A restructured governance model emerges
The governance agreement tackles the structural mechanics of running Formula 1, defining everything from voting procedures at F1 Commission meetings to the entry fees teams pay the FIA for participation. Unlike the commercial portion of the Concorde Agreement signed earlier in the season ahead of the Australian Grand Prix, this component focuses specifically on regulatory authority, decision-making processes, and the operational remit of the governing body. The arrangement was formally announced during the FIA General Assemblies held in Tashkent, Uzbekistan, a gathering that also saw Mohammed Ben Sulayem secure re-election as FIA president and included the federation’s annual awards ceremony.
At the heart of the new structure lies a fundamental shift in how the sport’s key stakeholders collaborate. The framework addresses long-standing concerns about the efficiency of decision-making processes while attempting to balance the interests of commercial rights holders, the regulatory authority, and the teams themselves. This recalibration comes at a crucial juncture as Formula 1 prepares for sweeping technical regulations in 2026 and continues navigating unprecedented commercial growth.
Financial restructuring and reinvestment commitments
A significant element of the new agreement involves a restructured financial model for FIA entry fees. Both Formula 1 Management and the eleven teams will collectively contribute increased payments to the governing body through this revised fee structure. The additional revenue stream is earmarked specifically for reinvestment into the governance infrastructure of the championship, with particular emphasis on improving stewarding standards, enhancing marshalling operations, and upgrading other essential services the FIA provides to the series.
This financial commitment responds directly to persistent calls from competitors for greater professionalisation of race control and officiating functions. Teams have increasingly voiced frustration over inconsistent penalty decisions and questioned the expertise level of rotating steward panels throughout the season. The FIA reportedly presented a comprehensive plan outlining necessary improvements to its Formula 1 operations and the associated costs, receiving backing from both Formula 1 Management and the teams for the proposed investment strategy.
Voting thresholds lowered to streamline decision-making
Perhaps the most consequential change involves a recalibration of voting requirements within F1 Commission meetings. Starting in 2026, the threshold for a standard majority decision drops from six team votes to just four out of eleven teams, alongside the votes of Formula 1 Management and the FIA. Meanwhile, achieving a super majority will require six team votes rather than the previous requirement of eight.

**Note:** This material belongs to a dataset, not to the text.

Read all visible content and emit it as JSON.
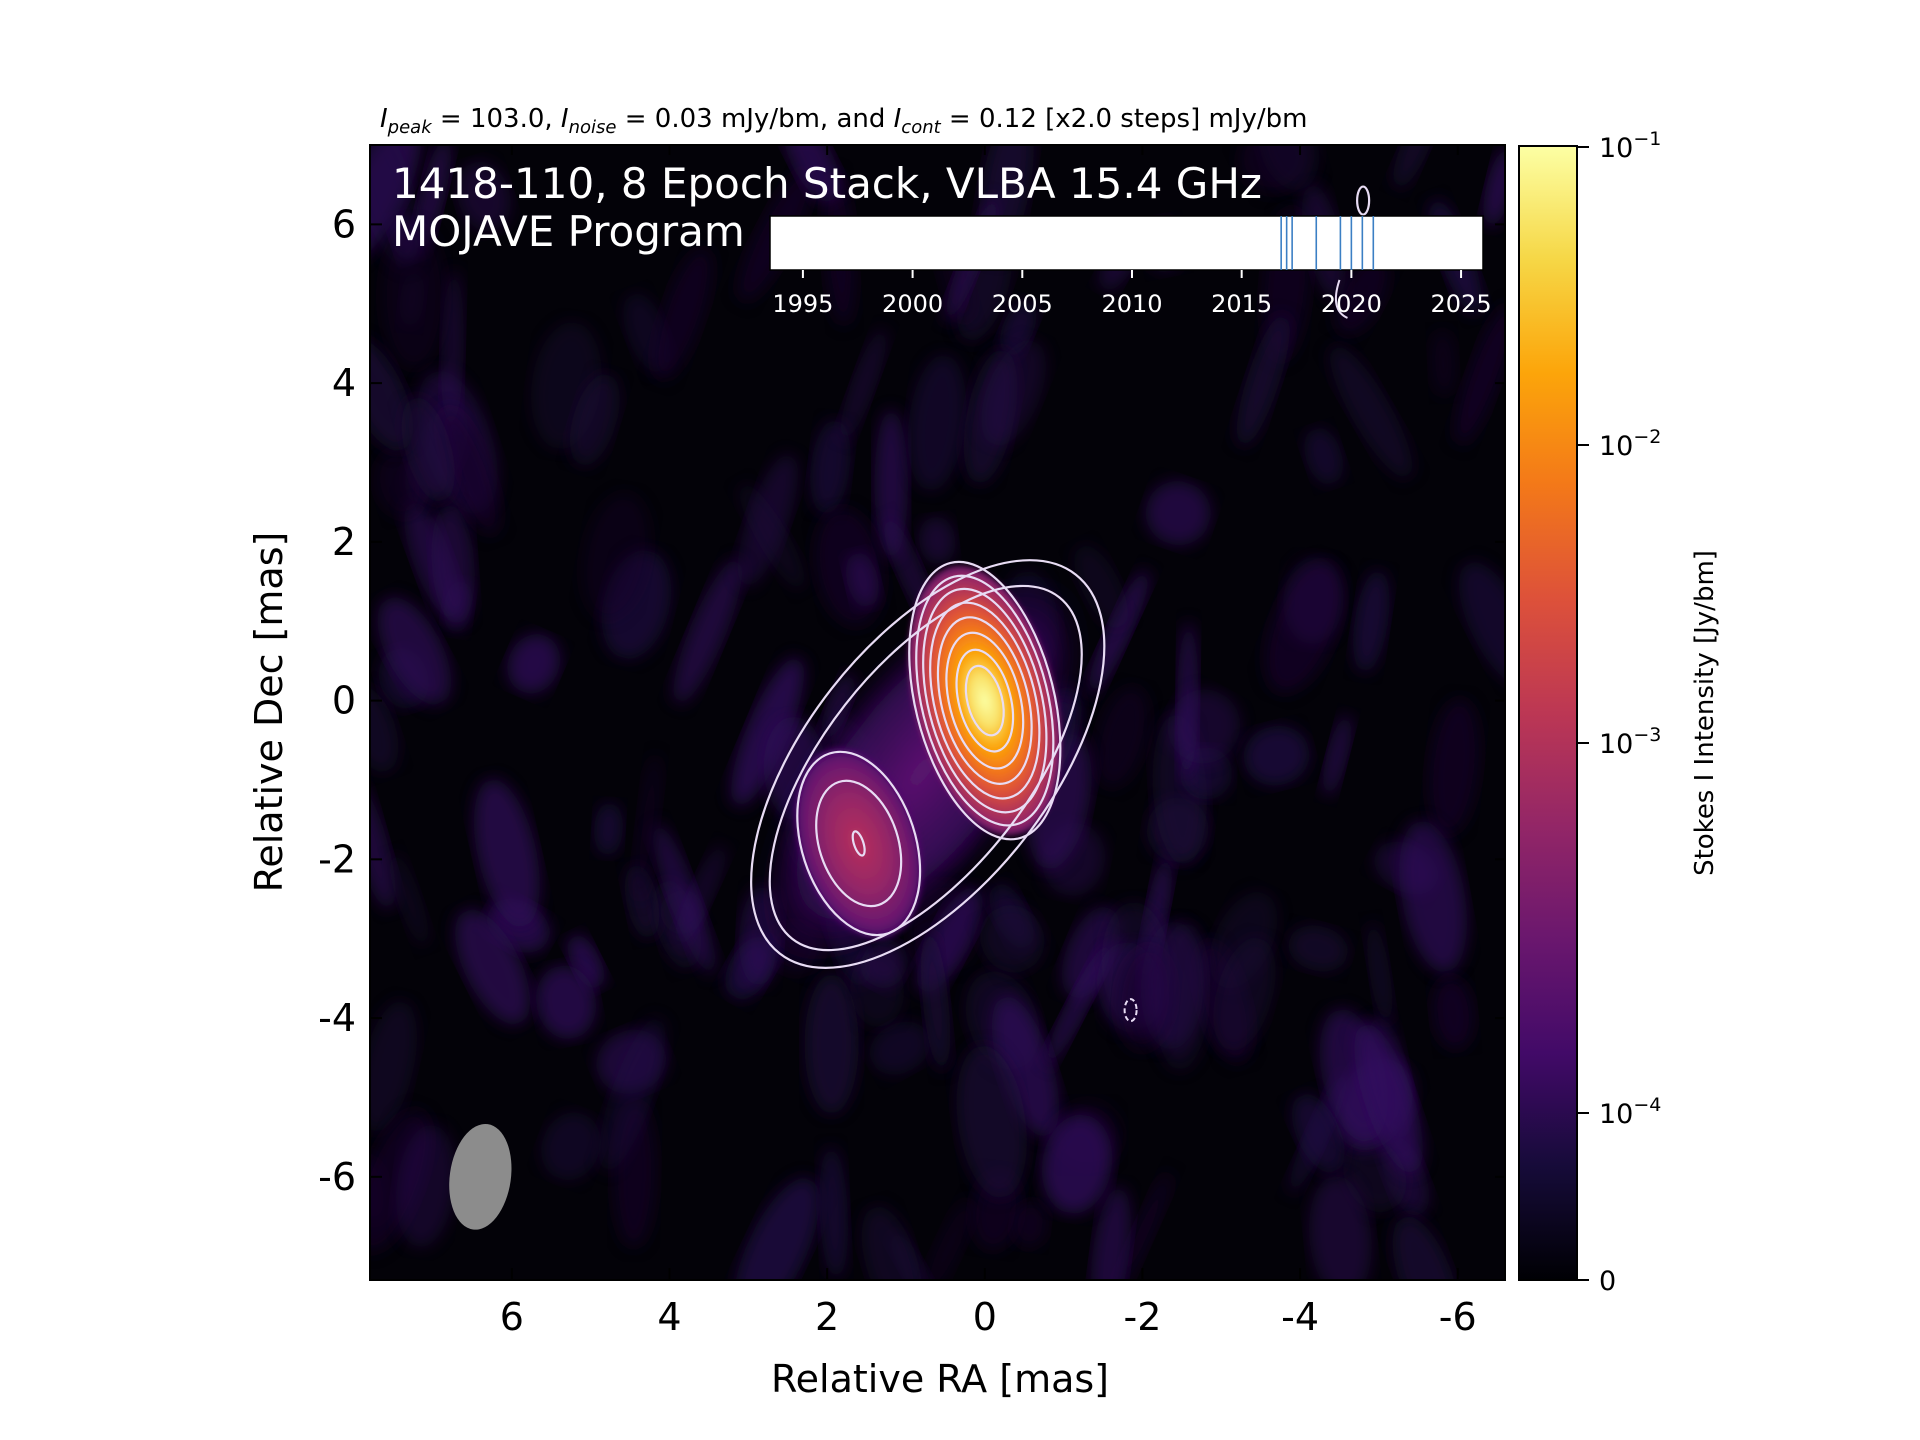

This adjustment effectively increases the voting weight held by both the FIA and Formula 1 Management, making it easier to push through regulatory changes even when facing opposition from a significant portion of the grid. The rationale behind this shift centres on creating a more agile governance structure capable of implementing necessary changes without becoming paralysed by minority opposition. Proponents argue the modification will prevent small coalitions of teams from blocking reforms that serve the broader health of the championship, particularly when difficult technical or sporting regulation adjustments become necessary.
Critics may view the reduced thresholds as diminishing team influence over their own competitive environment. However, the structure aims to balance responsiveness with consultation, maintaining team involvement in the decision-making process while preventing gridlock on contentious issues. The framework reflects lessons learned from previous regulatory debates where achieving consensus proved extraordinarily difficult, sometimes delaying important safety or competitive balance initiatives.
What this means for Formula 1’s regulatory future
With governance architecture now secured alongside the commercial framework, Formula 1 possesses complete contractual certainty through 2030. This stability arrives at a strategic moment as the sport implements its most significant technical overhaul in years with the 2026 power unit and chassis regulations. The streamlined decision-making process should theoretically allow faster responses to unforeseen consequences of the new rules, whether addressing competitive imbalances or refining technical specifications based on early race data.
The financial commitments toward improving FIA operations could reshape the consistency and professionalism of race weekends. Enhanced stewarding training, potentially more permanent steward positions, and upgraded officiating infrastructure may address persistent complaints about penalty inconsistencies that have sparked controversy throughout recent seasons. Whether the governing body successfully translates these additional resources into tangible improvements will significantly influence how competitors and fans evaluate this governance framework in the years ahead.